When a rebilling fails for the first time, a subscription_updated alert will be triggered (with the status as past_due and the old_status as active). You should restrict the customer’s access to your product/service when this happens.

Each time a payment fails, a subscription_payment_failed event is triggered. You can use this event to monitor failed payments and update your records accordingly (e.g. next_retry_date, attempt_number, update_url, cancel_url etc.).

If Paddle’s “Failed Payment Email” notification has been enabled, customers will be able to update their payment details using the link included within the email. Once the payment update is completed and the customer is charged successfully, you will receive a subscription_updated alert (status is active and the old_status is past_due) as well as the subscription_payment_succeeded alert. Product/service access should restart and remain live till the next_bill_date.

Past Due Subscription

If the “Move to past due” option is selected in the retry rules, the customer will stay in the past-due state for an indefinite time should their payment fail. If they update their payment method for the subscription, they will be charged all of the missed rebilling that were due during the time period they were in this state. When this happens, the subscription_updated alert (containing the update_url, cancel_url) will trigger, followed by a subscription_payment_succeeded alert for each missed rebilling successfully charged.

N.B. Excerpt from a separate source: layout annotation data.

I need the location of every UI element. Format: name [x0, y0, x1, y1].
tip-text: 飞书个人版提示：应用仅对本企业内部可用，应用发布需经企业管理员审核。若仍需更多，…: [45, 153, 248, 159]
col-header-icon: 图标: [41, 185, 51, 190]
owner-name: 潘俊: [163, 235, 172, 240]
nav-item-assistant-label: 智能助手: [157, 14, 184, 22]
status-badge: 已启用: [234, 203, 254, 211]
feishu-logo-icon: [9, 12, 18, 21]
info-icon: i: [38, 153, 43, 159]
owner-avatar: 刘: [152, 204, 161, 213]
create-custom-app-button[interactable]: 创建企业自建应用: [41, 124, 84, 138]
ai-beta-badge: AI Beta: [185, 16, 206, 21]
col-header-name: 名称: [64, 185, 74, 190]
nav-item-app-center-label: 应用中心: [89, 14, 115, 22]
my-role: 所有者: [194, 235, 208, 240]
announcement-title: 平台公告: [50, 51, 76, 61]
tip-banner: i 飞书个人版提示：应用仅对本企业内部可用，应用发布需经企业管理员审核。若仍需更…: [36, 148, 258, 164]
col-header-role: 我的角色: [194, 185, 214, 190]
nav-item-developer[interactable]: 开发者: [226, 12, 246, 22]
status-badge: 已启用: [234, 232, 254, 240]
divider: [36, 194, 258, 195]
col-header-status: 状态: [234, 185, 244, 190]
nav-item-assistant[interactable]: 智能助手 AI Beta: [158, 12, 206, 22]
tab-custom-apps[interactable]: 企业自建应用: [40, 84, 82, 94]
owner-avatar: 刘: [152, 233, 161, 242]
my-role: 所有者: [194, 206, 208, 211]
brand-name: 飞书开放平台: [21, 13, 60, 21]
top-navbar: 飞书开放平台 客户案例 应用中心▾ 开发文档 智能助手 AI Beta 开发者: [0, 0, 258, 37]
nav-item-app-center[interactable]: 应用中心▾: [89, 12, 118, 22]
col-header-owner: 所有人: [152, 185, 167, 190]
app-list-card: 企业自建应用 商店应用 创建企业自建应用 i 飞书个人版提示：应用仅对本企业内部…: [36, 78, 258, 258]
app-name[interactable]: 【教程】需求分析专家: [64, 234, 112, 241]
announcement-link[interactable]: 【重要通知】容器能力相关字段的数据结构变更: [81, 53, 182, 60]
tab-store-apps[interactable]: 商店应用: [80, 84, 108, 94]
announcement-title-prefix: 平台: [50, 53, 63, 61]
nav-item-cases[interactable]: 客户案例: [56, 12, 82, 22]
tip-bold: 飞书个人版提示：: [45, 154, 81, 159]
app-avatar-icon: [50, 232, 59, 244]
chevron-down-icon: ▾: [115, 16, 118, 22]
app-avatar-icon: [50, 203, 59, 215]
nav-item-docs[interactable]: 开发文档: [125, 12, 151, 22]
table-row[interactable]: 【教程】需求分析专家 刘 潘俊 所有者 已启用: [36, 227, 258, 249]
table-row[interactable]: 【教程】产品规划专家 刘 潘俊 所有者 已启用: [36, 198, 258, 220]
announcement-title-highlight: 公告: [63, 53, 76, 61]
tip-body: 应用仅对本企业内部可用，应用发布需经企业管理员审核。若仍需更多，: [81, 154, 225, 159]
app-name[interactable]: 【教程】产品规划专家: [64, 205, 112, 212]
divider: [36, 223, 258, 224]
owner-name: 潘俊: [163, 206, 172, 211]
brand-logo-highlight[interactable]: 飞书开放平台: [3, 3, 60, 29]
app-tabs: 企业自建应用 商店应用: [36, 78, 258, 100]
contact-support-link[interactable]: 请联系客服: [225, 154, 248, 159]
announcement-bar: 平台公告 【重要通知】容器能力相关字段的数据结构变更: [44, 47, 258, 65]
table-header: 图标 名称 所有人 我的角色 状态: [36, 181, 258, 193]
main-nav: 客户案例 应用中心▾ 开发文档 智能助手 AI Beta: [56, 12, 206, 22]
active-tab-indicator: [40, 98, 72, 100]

You should only use this option if:

  • You would like to continue allowing the customer access to the product/service while they’re past-due
  • Customer is aware that they will be rebilled for all of the payments missed during this time when their payment details are updated successfully.

Subscription Paused

This is only applicable if subscriptions are set to pause following the failure of all subscription payment retries, or if you manually pause the subscription via the dashboard or API as described here.

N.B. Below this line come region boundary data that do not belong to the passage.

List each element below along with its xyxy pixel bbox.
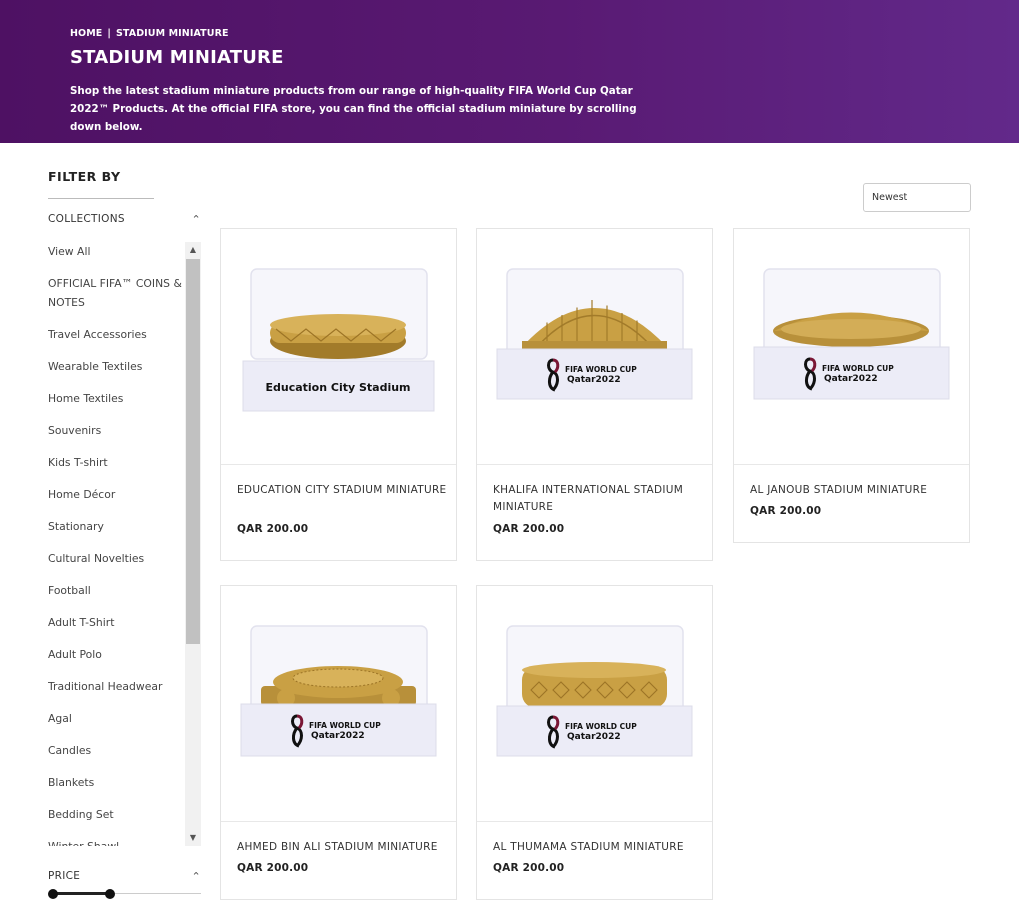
svg-text:Qatar2022: Qatar2022 — [824, 374, 878, 384]
svg-text:FIFA WORLD CUP: FIFA WORLD CUP — [565, 365, 637, 374]
price-slider-min-handle[interactable] — [48, 889, 58, 899]
page-title: STADIUM MINIATURE — [70, 47, 284, 68]
page-banner: HOME | STADIUM MINIATURE STADIUM MINIATURE… — [0, 0, 1019, 143]
ahmed-bin-ali-stadium-miniature-image[interactable]: FIFA WORLD CUP Qatar2022 — [221, 586, 456, 822]
khalifa-stadium-miniature-image[interactable]: FIFA WORLD CUP Qatar2022 — [477, 229, 712, 465]
svg-text:FIFA WORLD CUP: FIFA WORLD CUP — [822, 364, 894, 373]
sort-select[interactable]: Newest — [863, 183, 971, 212]
collection-link[interactable]: Football — [48, 581, 186, 600]
collections-list: View All OFFICIAL FIFA™ COINS & NOTES Trav… — [48, 242, 201, 846]
product-card[interactable]: FIFA WORLD CUP Qatar2022 AL THUMAMA STAD… — [476, 585, 713, 900]
product-name[interactable]: EDUCATION CITY STADIUM MINIATURE — [237, 482, 447, 499]
education-city-stadium-miniature-image[interactable]: Education City Stadium — [221, 229, 456, 465]
filter-title: FILTER BY — [48, 169, 121, 184]
collection-link[interactable]: Bedding Set — [48, 805, 186, 824]
collection-link[interactable]: Traditional Headwear — [48, 677, 186, 696]
svg-text:Qatar2022: Qatar2022 — [567, 375, 621, 385]
collection-link[interactable]: OFFICIAL FIFA™ COINS & NOTES — [48, 274, 186, 312]
breadcrumb: HOME | STADIUM MINIATURE — [70, 28, 229, 39]
page-description: Shop the latest stadium miniature produc… — [70, 85, 637, 133]
product-price: QAR 200.00 — [237, 523, 309, 535]
product-price: QAR 200.00 — [493, 862, 565, 874]
collection-link[interactable]: Blankets — [48, 773, 186, 792]
price-label: PRICE — [48, 870, 81, 882]
collection-link[interactable]: Adult T-Shirt — [48, 613, 186, 632]
price-range-slider[interactable] — [48, 887, 201, 901]
collection-link[interactable]: Stationary — [48, 517, 186, 536]
collection-link[interactable]: Cultural Novelties — [48, 549, 186, 568]
scrollbar-thumb[interactable] — [186, 259, 200, 644]
breadcrumb-separator: | — [107, 28, 111, 39]
collection-link[interactable]: Agal — [48, 709, 186, 728]
product-name[interactable]: AL JANOUB STADIUM MINIATURE — [750, 482, 960, 499]
collections-scrollbar[interactable]: ▲ ▼ — [185, 242, 201, 846]
collection-link[interactable]: Adult Polo — [48, 645, 186, 664]
collection-link[interactable]: Travel Accessories — [48, 325, 186, 344]
collection-link[interactable]: Home Textiles — [48, 389, 186, 408]
product-price: QAR 200.00 — [750, 505, 822, 517]
product-name[interactable]: AL THUMAMA STADIUM MINIATURE — [493, 839, 703, 856]
product-card[interactable]: FIFA WORLD CUP Qatar2022 AL JANOUB STADI… — [733, 228, 970, 543]
product-name[interactable]: AHMED BIN ALI STADIUM MINIATURE — [237, 839, 447, 856]
product-card[interactable]: FIFA WORLD CUP Qatar2022 KHALIFA INTERNA… — [476, 228, 713, 561]
svg-text:Qatar2022: Qatar2022 — [311, 731, 365, 741]
collection-link[interactable]: Home Décor — [48, 485, 186, 504]
price-toggle[interactable]: PRICE ⌃ — [48, 870, 203, 886]
collection-link[interactable]: Souvenirs — [48, 421, 186, 440]
breadcrumb-current: STADIUM MINIATURE — [115, 28, 229, 39]
chevron-up-icon: ⌃ — [191, 213, 201, 226]
scroll-down-arrow-icon[interactable]: ▼ — [185, 831, 201, 845]
chevron-up-icon: ⌃ — [191, 870, 201, 883]
product-card[interactable]: Education City Stadium EDUCATION CITY ST… — [220, 228, 457, 561]
price-slider-range — [53, 892, 111, 895]
svg-text:FIFA WORLD CUP: FIFA WORLD CUP — [309, 721, 381, 730]
filter-divider — [48, 198, 154, 199]
scroll-up-arrow-icon[interactable]: ▲ — [185, 243, 201, 257]
collections-label: COLLECTIONS — [48, 213, 125, 225]
collection-link[interactable]: Wearable Textiles — [48, 357, 186, 376]
collection-link[interactable]: Candles — [48, 741, 186, 760]
al-janoub-stadium-miniature-image[interactable]: FIFA WORLD CUP Qatar2022 — [734, 229, 969, 465]
product-price: QAR 200.00 — [493, 523, 565, 535]
svg-text:Qatar2022: Qatar2022 — [567, 732, 621, 742]
product-name[interactable]: KHALIFA INTERNATIONAL STADIUM MINIATURE — [493, 482, 703, 516]
breadcrumb-home-link[interactable]: HOME — [70, 28, 102, 39]
collection-link[interactable]: View All — [48, 242, 186, 261]
svg-text:Education City Stadium: Education City Stadium — [265, 381, 410, 394]
product-card[interactable]: FIFA WORLD CUP Qatar2022 AHMED BIN ALI S… — [220, 585, 457, 900]
price-slider-max-handle[interactable] — [105, 889, 116, 899]
collections-toggle[interactable]: COLLECTIONS ⌃ — [48, 213, 203, 229]
svg-text:FIFA WORLD CUP: FIFA WORLD CUP — [565, 722, 637, 731]
al-thumama-stadium-miniature-image[interactable]: FIFA WORLD CUP Qatar2022 — [477, 586, 712, 822]
collection-link[interactable]: Winter Shawl — [48, 837, 186, 846]
collection-link[interactable]: Kids T-shirt — [48, 453, 186, 472]
product-price: QAR 200.00 — [237, 862, 309, 874]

When a subscription is requested to be paused, a subscription_updated alert will be triggered to indicate that the subscription is scheduled to be paused (with the paused_at, paused_from and paused_reason populated) - the status will remain active until the paused_from date - you should continue allowing your customer access to the product/service until this date.

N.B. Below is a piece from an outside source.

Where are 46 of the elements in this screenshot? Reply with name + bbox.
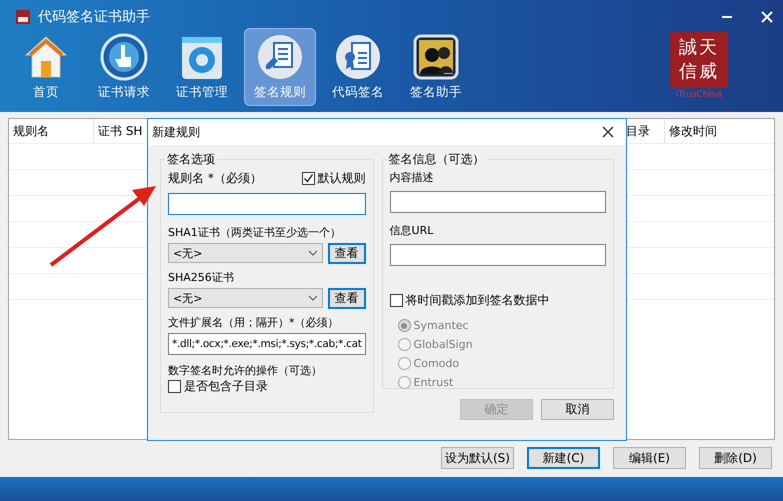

When the paused_from date elapses, a second subscription_updated alert will be triggered to indicate that the subscription status is successfully paused (with the old_status as active). When this happens you should restrict the customer’s access to the product/service indefinitely.

If the subscription is unpaused before the paused_from date, a subscription_updated alert will be triggered immediately with the subscription status still active, but the paused_at, paused_from and paused_reason fields removed from the alert.

If the subscription is unpaused after the paused_from date, a subscription_updated alert will be triggered immediately, with the status as past_due and the old_status as paused. We will then attempt to charge the buyer immediately;

  • If this is successful, a second subscription_updated alert (statusis active, old_status is past_due) will be received along with the subscription_payment_succeeded alert, and the billing cycle will restart from that day onwards. You should update your records and allow product/service access up till the next_bill_date.
  • If this is unsuccessful, a second subscription_updated alert (status and old_status is both past_due) will be received along with the subscription_payment_failed alert (containing new update_url and cancel_url), and your payment retry rules set within your Recover Settings page will come into effect. The customer’s product/service access should remain restricted.

Subscription Cancelled

When a customer cancels their subscription or if the “Cancel Subscription” option is selected in the retry rules, you will receive the subscription_cancelled alert. Get the subscription_id along with the cancellation_effective_date within it and update your records - you should allow the customer continued access to the product/service up till this date.

If the last payment is also refunded and you wish to revoke access immediately you can listen to the subscription_payment_refunded alert, match the subscription_id to the canceled subscription, and set the product/service to be stopped immediately.